I haven't started yet but the idea would be to keep the current project structure, and change the build/CI process so that the version of the module being tested and published is "compiled" by inserting as much as possible into the PSM1 file beforehand.

I use this pattern another module where there are a total of 197 files in the Classes, Public, and Private folders with each function residing in its own file. The published version of the PSM1 file has over 15k lines and imports in ~3.6 seconds.

dfinke commented 11 months ago

Thanks for the question. Have thought about that for a while. I'd be open to it.

I'm running Win 11 both version of PS import using -force in ~2 sec.

I have not thought through the scenarios where bugs could arise or debugging efforts.

joshooaj commented 11 months ago

Okay, I'll get started! What's your current CI? I see references to Azure DevOps, AppVeyor, and GitHub Actions and I'm not sure if DevOps/AppVeyor are still being used or if those references are stale.

dfinke commented 11 months ago

Thanks, really appreaciate it! GitHub Actions is preferred. Az is still enabled.

Note: I'm not sure how I can get this into enough folks hands or forewarn users of this sizable and potential impact. Also, I an not confident of the test coverage to uncover issues.

Additionally.

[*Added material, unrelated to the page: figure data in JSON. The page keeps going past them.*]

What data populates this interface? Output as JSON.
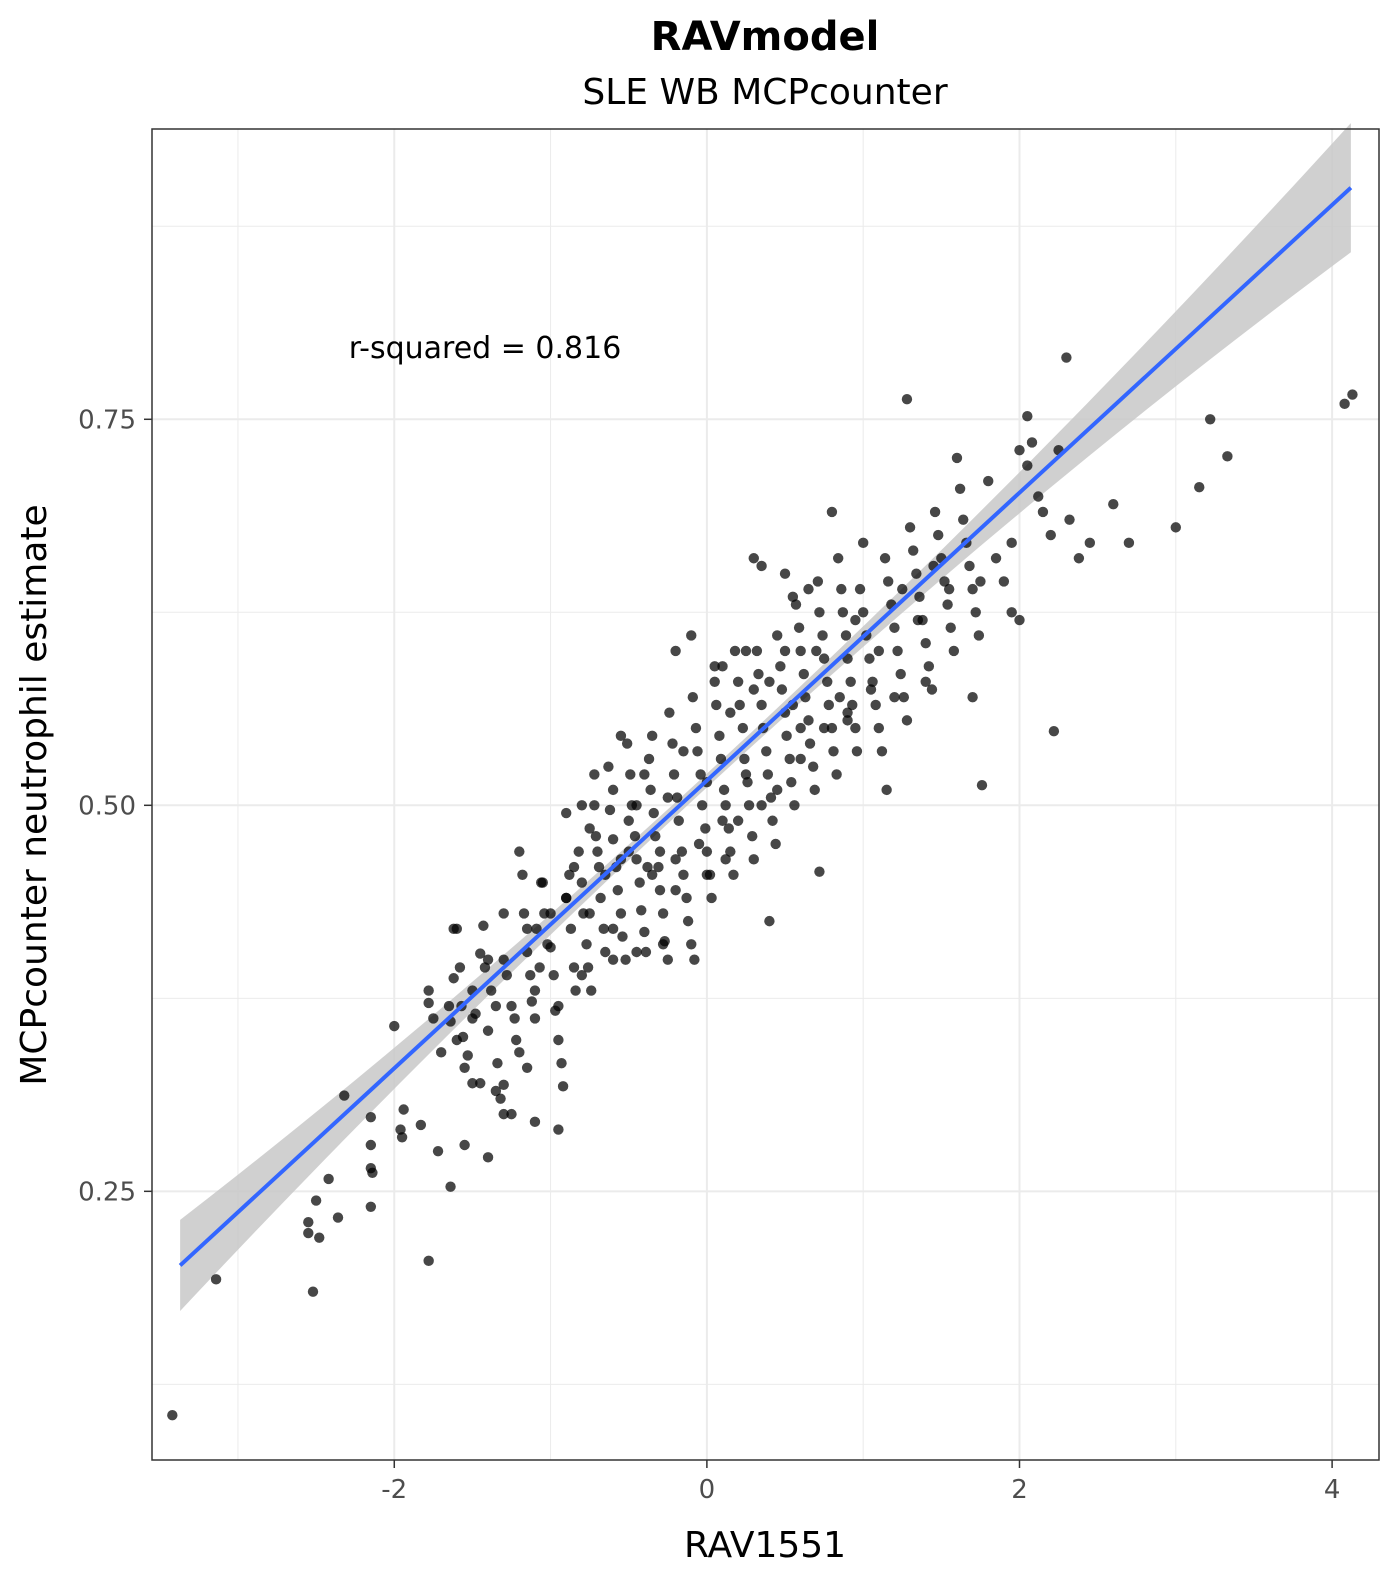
{
  "chart_data": {
    "type": "scatter",
    "title": "RAVmodel",
    "subtitle": "SLE WB MCPcounter",
    "xlabel": "RAV1551",
    "ylabel": "MCPcounter neutrophil estimate",
    "annotation": "r-squared = 0.816",
    "xlim": [
      -3.55,
      4.3
    ],
    "ylim": [
      0.076,
      0.938
    ],
    "x_ticks": [
      -2,
      0,
      2,
      4
    ],
    "x_tick_labels": [
      "-2",
      "0",
      "2",
      "4"
    ],
    "y_ticks": [
      0.25,
      0.5,
      0.75
    ],
    "y_tick_labels": [
      "0.25",
      "0.50",
      "0.75"
    ],
    "grid": true,
    "point_color": "#000000",
    "fit_color": "#3366ff",
    "ribbon_color": "#c8c8c8",
    "fit_line": {
      "x": [
        -3.37,
        4.12
      ],
      "y": [
        0.202,
        0.9
      ]
    },
    "points": [
      [
        -3.42,
        0.105
      ],
      [
        -3.14,
        0.193
      ],
      [
        -2.52,
        0.185
      ],
      [
        -2.5,
        0.244
      ],
      [
        -2.55,
        0.223
      ],
      [
        -2.55,
        0.23
      ],
      [
        -2.48,
        0.22
      ],
      [
        -2.42,
        0.258
      ],
      [
        -2.36,
        0.233
      ],
      [
        -2.32,
        0.312
      ],
      [
        -2.15,
        0.265
      ],
      [
        -2.15,
        0.24
      ],
      [
        -2.14,
        0.262
      ],
      [
        -2.15,
        0.28
      ],
      [
        -2.15,
        0.298
      ],
      [
        -1.96,
        0.29
      ],
      [
        -1.95,
        0.285
      ],
      [
        -1.94,
        0.303
      ],
      [
        -1.83,
        0.293
      ],
      [
        -1.78,
        0.205
      ],
      [
        -1.72,
        0.276
      ],
      [
        -1.64,
        0.253
      ],
      [
        -2.0,
        0.357
      ],
      [
        -1.78,
        0.38
      ],
      [
        -1.78,
        0.372
      ],
      [
        -1.75,
        0.362
      ],
      [
        -1.64,
        0.36
      ],
      [
        -1.6,
        0.348
      ],
      [
        -1.58,
        0.395
      ],
      [
        -1.62,
        0.42
      ],
      [
        -1.62,
        0.388
      ],
      [
        -1.57,
        0.37
      ],
      [
        -1.56,
        0.35
      ],
      [
        -1.53,
        0.338
      ],
      [
        -1.5,
        0.362
      ],
      [
        -1.48,
        0.365
      ],
      [
        -1.45,
        0.404
      ],
      [
        -1.43,
        0.422
      ],
      [
        -1.42,
        0.395
      ],
      [
        -1.4,
        0.354
      ],
      [
        -1.38,
        0.38
      ],
      [
        -1.35,
        0.37
      ],
      [
        -1.34,
        0.333
      ],
      [
        -1.32,
        0.31
      ],
      [
        -1.3,
        0.319
      ],
      [
        -1.28,
        0.39
      ],
      [
        -1.25,
        0.37
      ],
      [
        -1.23,
        0.362
      ],
      [
        -1.22,
        0.348
      ],
      [
        -1.2,
        0.34
      ],
      [
        -1.18,
        0.455
      ],
      [
        -1.17,
        0.43
      ],
      [
        -1.15,
        0.405
      ],
      [
        -1.13,
        0.39
      ],
      [
        -1.12,
        0.373
      ],
      [
        -1.1,
        0.362
      ],
      [
        -1.09,
        0.42
      ],
      [
        -1.07,
        0.395
      ],
      [
        -1.06,
        0.45
      ],
      [
        -1.04,
        0.43
      ],
      [
        -1.02,
        0.41
      ],
      [
        -1.0,
        0.408
      ],
      [
        -0.98,
        0.39
      ],
      [
        -0.97,
        0.367
      ],
      [
        -0.95,
        0.348
      ],
      [
        -0.93,
        0.333
      ],
      [
        -0.92,
        0.318
      ],
      [
        -0.9,
        0.44
      ],
      [
        -0.88,
        0.455
      ],
      [
        -0.87,
        0.42
      ],
      [
        -0.85,
        0.395
      ],
      [
        -0.84,
        0.38
      ],
      [
        -0.82,
        0.47
      ],
      [
        -0.8,
        0.45
      ],
      [
        -0.79,
        0.43
      ],
      [
        -0.77,
        0.41
      ],
      [
        -0.76,
        0.395
      ],
      [
        -0.74,
        0.38
      ],
      [
        -0.72,
        0.5
      ],
      [
        -0.71,
        0.48
      ],
      [
        -0.69,
        0.46
      ],
      [
        -0.68,
        0.44
      ],
      [
        -0.66,
        0.42
      ],
      [
        -0.65,
        0.405
      ],
      [
        -0.63,
        0.525
      ],
      [
        -0.62,
        0.497
      ],
      [
        -0.6,
        0.478
      ],
      [
        -0.58,
        0.46
      ],
      [
        -0.57,
        0.445
      ],
      [
        -0.55,
        0.43
      ],
      [
        -0.54,
        0.415
      ],
      [
        -0.52,
        0.4
      ],
      [
        -0.51,
        0.54
      ],
      [
        -0.49,
        0.52
      ],
      [
        -0.48,
        0.5
      ],
      [
        -0.46,
        0.48
      ],
      [
        -0.45,
        0.465
      ],
      [
        -0.43,
        0.45
      ],
      [
        -0.42,
        0.432
      ],
      [
        -0.4,
        0.418
      ],
      [
        -0.39,
        0.405
      ],
      [
        -0.37,
        0.53
      ],
      [
        -0.36,
        0.51
      ],
      [
        -0.34,
        0.495
      ],
      [
        -0.33,
        0.48
      ],
      [
        -0.31,
        0.46
      ],
      [
        -0.3,
        0.445
      ],
      [
        -0.28,
        0.43
      ],
      [
        -0.27,
        0.412
      ],
      [
        -0.25,
        0.4
      ],
      [
        -0.24,
        0.56
      ],
      [
        -0.22,
        0.54
      ],
      [
        -0.21,
        0.52
      ],
      [
        -0.19,
        0.505
      ],
      [
        -0.18,
        0.49
      ],
      [
        -0.16,
        0.47
      ],
      [
        -0.15,
        0.455
      ],
      [
        -0.13,
        0.44
      ],
      [
        -0.12,
        0.425
      ],
      [
        -0.1,
        0.41
      ],
      [
        -0.09,
        0.57
      ],
      [
        -0.07,
        0.55
      ],
      [
        -0.06,
        0.535
      ],
      [
        -0.04,
        0.52
      ],
      [
        -0.03,
        0.5
      ],
      [
        -0.01,
        0.485
      ],
      [
        0.0,
        0.47
      ],
      [
        0.02,
        0.455
      ],
      [
        0.03,
        0.44
      ],
      [
        0.05,
        0.58
      ],
      [
        0.06,
        0.565
      ],
      [
        0.08,
        0.545
      ],
      [
        0.09,
        0.53
      ],
      [
        0.11,
        0.51
      ],
      [
        0.12,
        0.5
      ],
      [
        0.14,
        0.485
      ],
      [
        0.15,
        0.47
      ],
      [
        0.17,
        0.455
      ],
      [
        0.18,
        0.6
      ],
      [
        0.2,
        0.58
      ],
      [
        0.21,
        0.565
      ],
      [
        0.23,
        0.55
      ],
      [
        0.24,
        0.53
      ],
      [
        0.26,
        0.515
      ],
      [
        0.27,
        0.5
      ],
      [
        0.29,
        0.48
      ],
      [
        0.3,
        0.465
      ],
      [
        0.32,
        0.6
      ],
      [
        0.33,
        0.585
      ],
      [
        0.35,
        0.565
      ],
      [
        0.36,
        0.55
      ],
      [
        0.38,
        0.535
      ],
      [
        0.39,
        0.52
      ],
      [
        0.41,
        0.505
      ],
      [
        0.42,
        0.49
      ],
      [
        0.44,
        0.475
      ],
      [
        0.45,
        0.61
      ],
      [
        0.47,
        0.59
      ],
      [
        0.48,
        0.575
      ],
      [
        0.5,
        0.56
      ],
      [
        0.51,
        0.545
      ],
      [
        0.53,
        0.53
      ],
      [
        0.54,
        0.515
      ],
      [
        0.56,
        0.5
      ],
      [
        0.57,
        0.63
      ],
      [
        0.59,
        0.615
      ],
      [
        0.6,
        0.6
      ],
      [
        0.62,
        0.585
      ],
      [
        0.63,
        0.57
      ],
      [
        0.65,
        0.555
      ],
      [
        0.66,
        0.54
      ],
      [
        0.68,
        0.525
      ],
      [
        0.69,
        0.51
      ],
      [
        0.71,
        0.645
      ],
      [
        0.72,
        0.625
      ],
      [
        0.74,
        0.61
      ],
      [
        0.75,
        0.595
      ],
      [
        0.77,
        0.58
      ],
      [
        0.78,
        0.565
      ],
      [
        0.8,
        0.55
      ],
      [
        0.81,
        0.535
      ],
      [
        0.83,
        0.52
      ],
      [
        0.84,
        0.66
      ],
      [
        0.86,
        0.64
      ],
      [
        0.87,
        0.625
      ],
      [
        0.89,
        0.61
      ],
      [
        0.9,
        0.595
      ],
      [
        0.92,
        0.58
      ],
      [
        0.93,
        0.565
      ],
      [
        0.95,
        0.55
      ],
      [
        0.96,
        0.535
      ],
      [
        0.98,
        0.64
      ],
      [
        1.0,
        0.625
      ],
      [
        1.02,
        0.61
      ],
      [
        1.04,
        0.595
      ],
      [
        1.06,
        0.58
      ],
      [
        1.08,
        0.565
      ],
      [
        1.1,
        0.55
      ],
      [
        1.12,
        0.535
      ],
      [
        1.14,
        0.66
      ],
      [
        1.16,
        0.645
      ],
      [
        1.18,
        0.63
      ],
      [
        1.2,
        0.615
      ],
      [
        1.22,
        0.6
      ],
      [
        1.24,
        0.585
      ],
      [
        1.26,
        0.57
      ],
      [
        1.28,
        0.555
      ],
      [
        1.3,
        0.68
      ],
      [
        1.32,
        0.665
      ],
      [
        1.34,
        0.65
      ],
      [
        1.36,
        0.635
      ],
      [
        1.38,
        0.62
      ],
      [
        1.4,
        0.605
      ],
      [
        1.42,
        0.59
      ],
      [
        1.44,
        0.575
      ],
      [
        1.46,
        0.69
      ],
      [
        1.48,
        0.675
      ],
      [
        1.5,
        0.66
      ],
      [
        1.52,
        0.645
      ],
      [
        1.54,
        0.63
      ],
      [
        1.56,
        0.615
      ],
      [
        1.58,
        0.6
      ],
      [
        1.6,
        0.725
      ],
      [
        1.62,
        0.705
      ],
      [
        1.64,
        0.685
      ],
      [
        1.66,
        0.67
      ],
      [
        1.68,
        0.655
      ],
      [
        1.7,
        0.64
      ],
      [
        1.72,
        0.625
      ],
      [
        1.74,
        0.61
      ],
      [
        1.8,
        0.71
      ],
      [
        1.85,
        0.66
      ],
      [
        1.9,
        0.645
      ],
      [
        1.95,
        0.625
      ],
      [
        2.0,
        0.73
      ],
      [
        2.05,
        0.72
      ],
      [
        2.08,
        0.735
      ],
      [
        2.12,
        0.7
      ],
      [
        2.15,
        0.69
      ],
      [
        2.2,
        0.675
      ],
      [
        2.25,
        0.73
      ],
      [
        2.3,
        0.79
      ],
      [
        2.32,
        0.685
      ],
      [
        2.38,
        0.66
      ],
      [
        2.45,
        0.67
      ],
      [
        2.6,
        0.695
      ],
      [
        2.7,
        0.67
      ],
      [
        1.28,
        0.763
      ],
      [
        2.05,
        0.752
      ],
      [
        2.22,
        0.548
      ],
      [
        1.76,
        0.513
      ],
      [
        1.15,
        0.51
      ],
      [
        0.72,
        0.457
      ],
      [
        0.4,
        0.425
      ],
      [
        3.0,
        0.68
      ],
      [
        3.15,
        0.706
      ],
      [
        3.22,
        0.75
      ],
      [
        3.33,
        0.726
      ],
      [
        4.08,
        0.76
      ],
      [
        4.13,
        0.766
      ],
      [
        -0.08,
        0.4
      ],
      [
        -0.28,
        0.41
      ],
      [
        -0.45,
        0.405
      ],
      [
        -0.6,
        0.42
      ],
      [
        -0.75,
        0.43
      ],
      [
        -0.9,
        0.44
      ],
      [
        -1.05,
        0.45
      ],
      [
        -1.2,
        0.47
      ],
      [
        -1.3,
        0.43
      ],
      [
        -1.4,
        0.4
      ],
      [
        -1.5,
        0.38
      ],
      [
        -1.65,
        0.37
      ],
      [
        -1.7,
        0.34
      ],
      [
        -1.55,
        0.33
      ],
      [
        -1.45,
        0.32
      ],
      [
        -1.35,
        0.315
      ],
      [
        -1.25,
        0.3
      ],
      [
        -1.1,
        0.295
      ],
      [
        -0.95,
        0.29
      ],
      [
        -1.4,
        0.272
      ],
      [
        -1.55,
        0.28
      ],
      [
        -0.72,
        0.52
      ],
      [
        -0.55,
        0.545
      ],
      [
        -0.4,
        0.52
      ],
      [
        -0.2,
        0.6
      ],
      [
        -0.1,
        0.61
      ],
      [
        0.05,
        0.59
      ],
      [
        0.25,
        0.6
      ],
      [
        0.5,
        0.6
      ],
      [
        0.8,
        0.69
      ],
      [
        1.0,
        0.67
      ],
      [
        0.35,
        0.655
      ],
      [
        0.55,
        0.635
      ],
      [
        0.65,
        0.64
      ],
      [
        0.15,
        0.56
      ],
      [
        0.1,
        0.59
      ],
      [
        0.3,
        0.575
      ],
      [
        -0.35,
        0.545
      ],
      [
        -0.15,
        0.535
      ],
      [
        0.0,
        0.515
      ],
      [
        0.2,
        0.49
      ],
      [
        0.45,
        0.51
      ],
      [
        0.6,
        0.55
      ],
      [
        0.85,
        0.57
      ],
      [
        1.1,
        0.6
      ],
      [
        1.35,
        0.62
      ],
      [
        1.55,
        0.64
      ],
      [
        1.45,
        0.655
      ],
      [
        1.25,
        0.64
      ],
      [
        0.95,
        0.62
      ],
      [
        0.7,
        0.6
      ],
      [
        0.4,
        0.58
      ],
      [
        -0.25,
        0.505
      ],
      [
        -0.5,
        0.49
      ],
      [
        -0.7,
        0.47
      ],
      [
        -0.85,
        0.46
      ],
      [
        -1.0,
        0.43
      ],
      [
        -1.15,
        0.42
      ],
      [
        -0.3,
        0.47
      ],
      [
        -0.2,
        0.465
      ],
      [
        -0.05,
        0.475
      ],
      [
        0.1,
        0.49
      ],
      [
        0.25,
        0.52
      ],
      [
        0.55,
        0.565
      ],
      [
        0.75,
        0.55
      ],
      [
        0.9,
        0.555
      ],
      [
        1.05,
        0.575
      ],
      [
        -0.8,
        0.5
      ],
      [
        -0.6,
        0.51
      ],
      [
        -0.45,
        0.5
      ],
      [
        -0.65,
        0.455
      ],
      [
        -0.5,
        0.47
      ],
      [
        -0.35,
        0.455
      ],
      [
        -0.2,
        0.445
      ],
      [
        0.0,
        0.455
      ],
      [
        0.12,
        0.465
      ],
      [
        -1.6,
        0.42
      ],
      [
        -1.3,
        0.4
      ],
      [
        -1.1,
        0.38
      ],
      [
        -0.95,
        0.37
      ],
      [
        -0.8,
        0.39
      ],
      [
        -0.6,
        0.4
      ],
      [
        -1.5,
        0.32
      ],
      [
        -1.3,
        0.3
      ],
      [
        -1.15,
        0.33
      ],
      [
        1.7,
        0.57
      ],
      [
        1.4,
        0.58
      ],
      [
        1.2,
        0.57
      ],
      [
        0.9,
        0.56
      ],
      [
        0.6,
        0.53
      ],
      [
        0.35,
        0.5
      ],
      [
        2.0,
        0.62
      ],
      [
        1.95,
        0.67
      ],
      [
        1.75,
        0.645
      ],
      [
        0.3,
        0.66
      ],
      [
        0.5,
        0.65
      ],
      [
        -0.9,
        0.495
      ],
      [
        -0.75,
        0.485
      ],
      [
        -0.55,
        0.465
      ],
      [
        -0.38,
        0.46
      ]
    ]
  }
}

I have other commitments. I may not get to review this for some time.

Given these risks, it could be months before I decide against it or merge the PR.

joshooaj commented 11 months ago

Thanks for the notice - I can understand that. If you end up merging any of it, maybe it marks a major version increment to signal that there might be breaking changes (even though the goal is that there aren't).

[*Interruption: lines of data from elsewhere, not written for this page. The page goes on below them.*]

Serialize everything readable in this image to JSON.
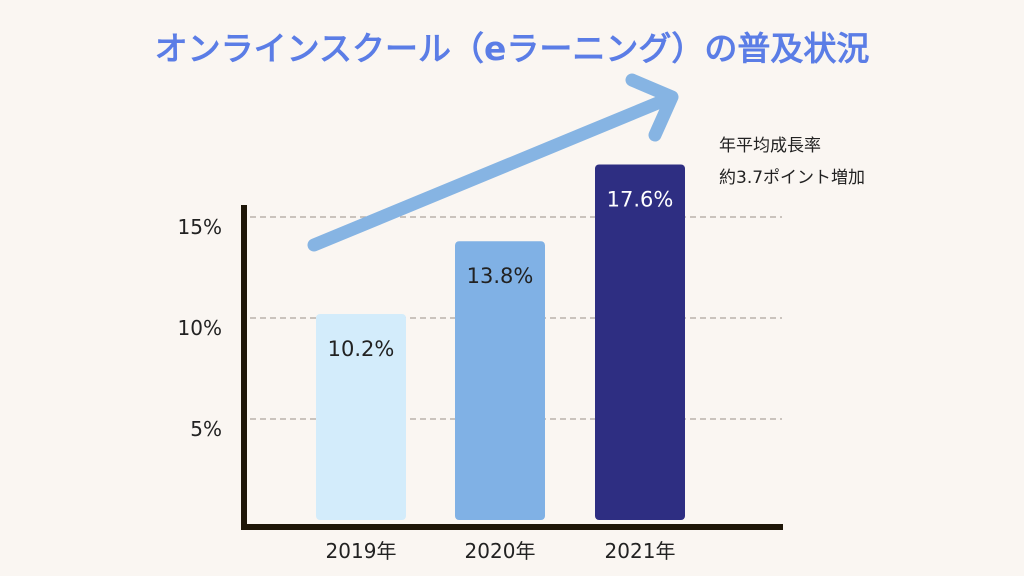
{
  "chart_data": {
    "type": "bar",
    "title": "オンラインスクール（eラーニング）の普及状況",
    "categories": [
      "2019年",
      "2020年",
      "2021年"
    ],
    "values": [
      10.2,
      13.8,
      17.6
    ],
    "value_labels": [
      "10.2%",
      "13.8%",
      "17.6%"
    ],
    "yticks": [
      {
        "value": 5,
        "label": "5%"
      },
      {
        "value": 10,
        "label": "10%"
      },
      {
        "value": 15,
        "label": "15%"
      }
    ],
    "ylim": [
      0,
      20
    ],
    "grid": "dashed horizontal at tick values",
    "bar_colors": [
      "#d3ecfb",
      "#80b1e5",
      "#2e2e82"
    ],
    "bar_label_colors": [
      "#222222",
      "#222222",
      "#ffffff"
    ],
    "annotation": {
      "lines": [
        "年平均成長率",
        "約3.7ポイント増加"
      ],
      "arrow": "upward trend arrow"
    },
    "colors": {
      "title": "#5b7de6",
      "arrow": "#86b4e3",
      "axis": "#1e1608",
      "grid": "#b9b2ab",
      "background": "#faf6f2"
    }
  }
}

Looking at the repo a bit closer, there are some other structural changes I think could improve the developer experience, including the addition of a pwsh devcontainer. I don't think any changes I have in mind would make a difference to module users other than to improve the import time, but I know any change like this can have unintended side effects.

joshooaj commented 11 months ago

I may have gotten a bit carried away... however, the tests pass on all three OS's and the import times are significantly faster when importing the "compiled" copy. I won't send a PR until we've had a chance to chat about all the changes, and to make sure that the CI pipelines and dev experience are 100%, and I understand that may not happen for a while - no worries. I may take a look at some of the open issues or submit a couple bug fixes separately.

Here's a rundown of the changes which you can view at joshooaj/ImportExcel. One of the neat additions is the devcontainer so that you can launch a codespace on GitHub or build in a devcontainer on your local machine if you have docker installed. You should try running the command mkdocs serve from a codespace or devcontainer - it'll start serving a dev copy of the ImportExcel docs site which is (for now) published to GitHub Pages under my repo.

dfinke commented 11 months ago

Sweet! If you're up for it. I can schedule a zoom chat and you can level set me so I can let it percolate.

joshooaj commented 11 months ago

Sounds good, I'm free today and pretty flexible any other day so feel free to shoot an invite over to joshooaj at gmail any time 😎